Common Response Beware the Lurking Variable The observed association between two variables may be due to a third variable. Both x and y may be changing in response to changes in z. Consider the fact that students who are smart and who have learned a lot tend to have both high SAT scores and high colelge grades. The positive correlation is explained by this common response to students ability and knowledge.
Confounding Two variables are confounded when their effects on a response variable cannot be distinguished from each other. Confounding prevents us from drawing conclusions about causation. We can help reduce the chances of confounding by designing a well-controlled experiment.
Confounding Example Mothers with high BMI have a strong correlation with daughters with high BMI. Gene inheritance no doubt explains part of the association between BMI of daughters and their mothers, but can we use r or r squared to say how much inheritance contributes to the daugthers BMIs? No! Mothers who are overweight also set an example of little exercise, poor eating habits, and lots of television so their daughters pick up these habits to some extent, so the influence of heredity is mixed up with influences from the girls environment. The mixing of influences is what we call confounding.
Examples 4.41: There is a high positive correlation: nations with many TV sets have higher life expectancies. Could we lengthen the life of people in Rwanda by shipping them TVs? 4.42: People who use artificial sweeteners in place of sugar tend to be heavier than people who use sugar. Does artificial sweetener use cause weight gain? 4.43: Women who work in the production of computer chips have abnormally high numbers of miscarriages. The union claimed chemicals cause the miscarriages. Another explanation may be the fact these workers spend a lot of time on their feet.
cont. 4.44: People with two cars tend to live longer than people who own only one car.
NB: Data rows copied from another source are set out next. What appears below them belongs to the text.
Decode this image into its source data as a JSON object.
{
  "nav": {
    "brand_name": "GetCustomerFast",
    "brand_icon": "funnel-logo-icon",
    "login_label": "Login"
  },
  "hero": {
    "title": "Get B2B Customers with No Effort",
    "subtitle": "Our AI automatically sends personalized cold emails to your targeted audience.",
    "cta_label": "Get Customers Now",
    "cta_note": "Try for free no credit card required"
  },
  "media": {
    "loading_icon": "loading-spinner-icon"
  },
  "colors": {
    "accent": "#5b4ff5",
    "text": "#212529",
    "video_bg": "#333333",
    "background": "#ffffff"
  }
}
Owning three cars is even better, and so on. What might explain the association? 4.45: Children who watch many hours of TV get lower grades on average than those who watch less TV. Why does this fact not show that watching TV causes low grades?
Cont. 4.46: Data show that married men (and men who are divorced or widowed) earn more than men who have never been married. If you want to make more money, should you get married? 4.47: High school students who take the SAT, enroll in an SAT coaching course, and take the SAT again raise their mathematics score from an average of 521 to 561. Can this increase be attributed entirely to taking the course?